The team, led by Philippa Borril, are also assembling a toolkit of training resources for people who are new to working with wheat, which they expect to release this summer. Watch this space for updates. And in the meanwhile, here’s a video to inspire you to think about wheat and the 100 trillion miracles it takes to feed the world (with senior author Cristobal Uauy introducing his favorite experimental organism).

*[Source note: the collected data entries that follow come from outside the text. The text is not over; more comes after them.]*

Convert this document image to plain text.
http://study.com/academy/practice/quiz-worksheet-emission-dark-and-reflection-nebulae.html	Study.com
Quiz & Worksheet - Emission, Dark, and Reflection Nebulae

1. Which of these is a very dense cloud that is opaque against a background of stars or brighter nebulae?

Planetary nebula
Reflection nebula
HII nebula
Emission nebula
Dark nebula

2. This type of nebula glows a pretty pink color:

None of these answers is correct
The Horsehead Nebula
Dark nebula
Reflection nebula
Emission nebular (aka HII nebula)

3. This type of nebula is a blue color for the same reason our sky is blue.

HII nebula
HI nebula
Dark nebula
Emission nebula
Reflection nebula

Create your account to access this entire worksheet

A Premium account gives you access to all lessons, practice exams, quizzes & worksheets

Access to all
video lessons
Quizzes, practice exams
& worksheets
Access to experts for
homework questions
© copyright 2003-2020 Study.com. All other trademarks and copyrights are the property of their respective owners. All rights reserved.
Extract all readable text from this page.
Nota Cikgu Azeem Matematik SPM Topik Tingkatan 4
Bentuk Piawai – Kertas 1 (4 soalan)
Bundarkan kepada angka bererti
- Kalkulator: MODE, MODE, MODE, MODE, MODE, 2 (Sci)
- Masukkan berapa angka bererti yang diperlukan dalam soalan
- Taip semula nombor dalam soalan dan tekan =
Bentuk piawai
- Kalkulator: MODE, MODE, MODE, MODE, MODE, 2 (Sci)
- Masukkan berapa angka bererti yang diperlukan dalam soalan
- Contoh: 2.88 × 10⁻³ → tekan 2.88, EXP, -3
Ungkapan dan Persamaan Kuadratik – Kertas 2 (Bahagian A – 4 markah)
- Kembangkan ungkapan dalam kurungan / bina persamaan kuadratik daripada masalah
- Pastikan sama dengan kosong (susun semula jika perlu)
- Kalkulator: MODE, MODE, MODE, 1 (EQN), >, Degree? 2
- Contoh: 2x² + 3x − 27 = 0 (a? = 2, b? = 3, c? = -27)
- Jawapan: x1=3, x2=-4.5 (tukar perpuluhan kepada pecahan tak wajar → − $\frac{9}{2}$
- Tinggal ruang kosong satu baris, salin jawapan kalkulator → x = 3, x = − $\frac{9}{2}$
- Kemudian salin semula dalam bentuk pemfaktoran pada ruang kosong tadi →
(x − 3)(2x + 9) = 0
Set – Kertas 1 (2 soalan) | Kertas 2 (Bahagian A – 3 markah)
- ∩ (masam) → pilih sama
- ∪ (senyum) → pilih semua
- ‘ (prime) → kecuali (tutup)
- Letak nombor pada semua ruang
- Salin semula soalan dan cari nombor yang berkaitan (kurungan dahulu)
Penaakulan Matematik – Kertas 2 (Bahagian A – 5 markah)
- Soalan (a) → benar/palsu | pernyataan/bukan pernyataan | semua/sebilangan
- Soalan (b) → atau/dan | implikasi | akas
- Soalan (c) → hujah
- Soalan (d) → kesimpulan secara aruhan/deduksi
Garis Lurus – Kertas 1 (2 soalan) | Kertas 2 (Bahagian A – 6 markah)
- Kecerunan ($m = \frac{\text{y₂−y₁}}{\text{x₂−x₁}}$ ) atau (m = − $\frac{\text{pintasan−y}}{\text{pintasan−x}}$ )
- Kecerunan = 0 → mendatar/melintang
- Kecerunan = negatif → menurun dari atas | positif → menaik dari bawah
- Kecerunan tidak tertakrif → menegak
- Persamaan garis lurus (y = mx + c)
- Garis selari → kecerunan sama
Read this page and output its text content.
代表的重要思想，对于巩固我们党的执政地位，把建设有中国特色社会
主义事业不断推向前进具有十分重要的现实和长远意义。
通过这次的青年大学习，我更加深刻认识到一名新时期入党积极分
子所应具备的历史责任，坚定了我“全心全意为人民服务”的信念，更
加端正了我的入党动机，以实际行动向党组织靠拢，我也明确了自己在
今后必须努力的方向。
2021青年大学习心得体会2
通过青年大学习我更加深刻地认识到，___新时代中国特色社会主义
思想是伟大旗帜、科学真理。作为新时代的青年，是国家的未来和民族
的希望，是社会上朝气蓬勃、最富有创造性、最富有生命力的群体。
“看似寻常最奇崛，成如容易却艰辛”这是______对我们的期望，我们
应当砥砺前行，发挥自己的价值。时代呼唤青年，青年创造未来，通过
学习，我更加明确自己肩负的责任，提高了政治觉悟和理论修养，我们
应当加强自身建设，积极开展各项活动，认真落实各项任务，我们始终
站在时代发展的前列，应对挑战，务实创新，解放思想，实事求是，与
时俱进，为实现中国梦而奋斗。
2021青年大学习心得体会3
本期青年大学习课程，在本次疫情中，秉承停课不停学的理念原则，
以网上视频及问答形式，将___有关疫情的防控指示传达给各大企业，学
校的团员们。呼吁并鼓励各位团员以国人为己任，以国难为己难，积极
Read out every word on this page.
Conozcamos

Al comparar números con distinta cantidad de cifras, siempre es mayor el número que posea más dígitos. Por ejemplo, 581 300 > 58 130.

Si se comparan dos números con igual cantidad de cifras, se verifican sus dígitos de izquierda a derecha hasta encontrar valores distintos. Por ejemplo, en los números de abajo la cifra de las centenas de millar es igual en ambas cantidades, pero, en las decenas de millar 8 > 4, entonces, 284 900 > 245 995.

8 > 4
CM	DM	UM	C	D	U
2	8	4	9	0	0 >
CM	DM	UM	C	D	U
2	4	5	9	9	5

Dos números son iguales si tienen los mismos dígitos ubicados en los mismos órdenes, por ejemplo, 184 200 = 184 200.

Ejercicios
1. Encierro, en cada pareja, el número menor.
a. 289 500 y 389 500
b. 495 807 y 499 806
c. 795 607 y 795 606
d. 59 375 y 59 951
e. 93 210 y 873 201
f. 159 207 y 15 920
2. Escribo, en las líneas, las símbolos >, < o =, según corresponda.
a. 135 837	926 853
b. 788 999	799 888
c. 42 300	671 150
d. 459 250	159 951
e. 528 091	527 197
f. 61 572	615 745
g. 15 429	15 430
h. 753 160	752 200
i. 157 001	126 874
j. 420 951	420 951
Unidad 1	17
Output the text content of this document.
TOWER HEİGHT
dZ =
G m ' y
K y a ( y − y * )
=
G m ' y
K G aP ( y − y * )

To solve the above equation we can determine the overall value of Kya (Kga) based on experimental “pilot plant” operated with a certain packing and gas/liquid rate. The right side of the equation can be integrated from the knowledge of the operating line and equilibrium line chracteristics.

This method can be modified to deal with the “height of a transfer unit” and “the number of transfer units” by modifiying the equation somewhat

Barrero, J.M., Cavanagh, C., Verbyla, K.L., Tibbits, J.F.G., Verbyla, A.P., Huang, B.E., Rosewarne, G.M., Stephen, S., Wang, P., Whan, A., Rigault, P., Hayden, M.J. and Gubler, F. (2015). Transcriptomic analysis of wheat near-isogenic lines identifies PM19-A1 and A2 as candidates for a major dormancy QTL. Genome Biology. 16: 93.
Borrill, P., Ramirez-Gonzalez, R. and Uauy, C. (2016). expVIP: a Customizable RNA-seq Data Analysis and Visualization Platform. Plant Physiology. 170: 2172-2186.